Amelia Holliday Staff Reporter
January 14, 2014
HAZARD—Over 3,000 City of Hazard water customers have been without running water for nearly a week, but officials say they are working as fast as possible to get the water flowing again.
Perry County Emergency Management Director John Epperson confirmed that a state of emergency had been declared on Friday in the county by Judge-Executive Denny Ray Noble at the request of the City of Hazard. Efforts then began to supply bottled water to those communities affected, which currently include Buckhorn, Chavies, Grapevine, Krypton, Busy, Leatherwood, Cornettsville, and Viper.
The loss of running water has caused issues in nearly every aspect of life for those living in the communities affected. The Perry County School District has not been in session since the water issues began Friday since at least five of its schools are without water; this comes after a long stretch of cancelled classes due to poor weather conditions, the same weather conditions attributed to the current water outage.
“Floyd County’s going through the same thing, parts of Pike County have been affected, Knott County has been affected. It’s the same thing, all really going back to those subzero temperatures last week, water main breaks, and people draining the tanks trying to fill a bathtub or whatever,” Epperson said.
Hazard Fire Chief Sam Stacy, who has been spearheading the effort to return water service to the entire county, said the city water department is working its way up the county to fix the waterlines.
“Where we’re at at the moment is we’re starting to turn water back on. Right now we’re working on the south end of Perry County in the Route 7, Viper, Maces Creek area, and we’re going up toward Hall Mountain,” Stacy said Monday. “Our plan is to continue doing that and hopefully get as much back on in the south as possible today.”
Epperson said he has received many understandable complaints from those in the county, asking why it is taking so long for the water to be turned back on.
Stacy explained that the process is not like just flipping a switch because, due to the subzero temperature of the previous week and the subsequent waterline breaks throughout the county, the department must be sure that everything is working properly.
“We’re turning sections on one at a time to be sure that we don’t have any leaks as we continue on,” Stacy said. “Every time we turn a section on we’ve got to check it for leaks, and if it does have a leak we have to turn it back off, fix the leak, so it’s real meticulous trying to get it all back on.”
Stacy said an estimation of when the entire county would have water service returned was nearly impossible to give at this time.
“Honestly, there’s no way of humanly know that, but the water departments is working 24 hours a day trying to get it back on as fast as possible,” he said.

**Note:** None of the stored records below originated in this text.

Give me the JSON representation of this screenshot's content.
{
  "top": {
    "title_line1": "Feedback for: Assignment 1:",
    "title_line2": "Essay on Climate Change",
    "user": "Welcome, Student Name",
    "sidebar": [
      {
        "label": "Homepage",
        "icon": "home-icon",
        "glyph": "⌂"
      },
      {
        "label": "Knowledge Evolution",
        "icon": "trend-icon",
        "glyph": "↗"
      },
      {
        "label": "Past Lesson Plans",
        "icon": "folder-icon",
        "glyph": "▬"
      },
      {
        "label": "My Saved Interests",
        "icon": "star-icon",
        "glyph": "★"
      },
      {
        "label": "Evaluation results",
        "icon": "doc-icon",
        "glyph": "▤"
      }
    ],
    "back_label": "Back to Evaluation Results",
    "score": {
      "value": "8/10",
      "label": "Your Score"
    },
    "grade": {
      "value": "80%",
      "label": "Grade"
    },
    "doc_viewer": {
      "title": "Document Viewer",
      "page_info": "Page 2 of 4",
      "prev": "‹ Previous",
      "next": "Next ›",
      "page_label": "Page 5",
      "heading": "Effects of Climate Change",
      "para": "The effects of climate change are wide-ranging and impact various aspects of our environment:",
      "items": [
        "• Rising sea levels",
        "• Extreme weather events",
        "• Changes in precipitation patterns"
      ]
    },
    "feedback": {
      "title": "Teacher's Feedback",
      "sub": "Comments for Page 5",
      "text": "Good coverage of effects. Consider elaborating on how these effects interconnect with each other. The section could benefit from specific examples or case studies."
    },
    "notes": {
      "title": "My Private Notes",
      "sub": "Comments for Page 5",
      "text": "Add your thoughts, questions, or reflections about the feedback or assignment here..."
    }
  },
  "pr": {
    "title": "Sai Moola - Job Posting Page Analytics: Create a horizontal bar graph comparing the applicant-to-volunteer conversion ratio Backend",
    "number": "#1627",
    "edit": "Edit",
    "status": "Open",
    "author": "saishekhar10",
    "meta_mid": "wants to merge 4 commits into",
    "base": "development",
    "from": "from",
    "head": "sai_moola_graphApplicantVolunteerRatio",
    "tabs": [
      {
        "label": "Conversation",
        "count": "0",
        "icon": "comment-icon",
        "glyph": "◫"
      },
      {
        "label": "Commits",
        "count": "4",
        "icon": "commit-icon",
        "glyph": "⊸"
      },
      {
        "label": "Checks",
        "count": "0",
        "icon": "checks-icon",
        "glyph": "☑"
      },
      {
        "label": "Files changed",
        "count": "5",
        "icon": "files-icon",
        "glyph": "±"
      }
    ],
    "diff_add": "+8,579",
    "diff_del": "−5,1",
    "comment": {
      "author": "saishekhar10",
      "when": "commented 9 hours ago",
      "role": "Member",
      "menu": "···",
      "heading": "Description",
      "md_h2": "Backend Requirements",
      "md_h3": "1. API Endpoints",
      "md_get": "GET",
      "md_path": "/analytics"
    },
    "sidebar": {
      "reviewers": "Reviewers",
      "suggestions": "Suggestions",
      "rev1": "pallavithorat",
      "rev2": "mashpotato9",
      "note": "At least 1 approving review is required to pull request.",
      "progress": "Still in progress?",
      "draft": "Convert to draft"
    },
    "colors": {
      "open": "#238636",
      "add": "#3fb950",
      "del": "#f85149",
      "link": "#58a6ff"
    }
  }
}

In the meantime, Epperson said the county and city have been working together to get bottled water out to the communities in need.
“In the past when we’ve had a state of emergency … the state stepped in and helped finance buying the water,” Epperson said. “They told us Friday when we declared it a state of emergency, now they look at water issues as local issues and would not help fund or buy anything.”
Epperson said this made the situation even more difficult for the county since budgets have been tightened even more this year.
“We just had to combine our local resources,” he said.
Local resources along with generous donations of bottled water from organizations and businesses, like the Christian Appalachian Project and Wal-Mart, helped emergency management be able to distribute nearly 2,300 cases of water as of Monday afternoon at no cost to local tax payers.
“The way we set it up to distribute it is to distribute it through our local fire departments that are in the areas affected outside the city limits of Hazard,” Epperson explained, adding that the City of Buckhorn would be giving water out instead of the fire department there.
Epperson said anyone can donate water if they would like to.
“The can contact the emergency management office, myself, or the county judge’s office, or the City of Hazard because we’re all working together on it,” he said. “We can even transport it if they wanted to donate pallets.”
Stacy said due to increased water use, with customers continuously running water and water loss with line breaks in the last week, the city’s water system used 4 million gallons of water in one day last week — 1 million gallons more than is normally used in a day. This has caused reserve tanks to run low, so customers with water should continue to be conservative with their water usage as crews continue work on waterlines.
“We want to ask them to conserve in any way possible. Don’t be washing vehicles; don’t be running water at night because the temperatures are going to be fine this weekend,” Stacy said. “We’re trying to catch up. It’s just going to take a while. If people can help us conserving water would be greatly appreciated.”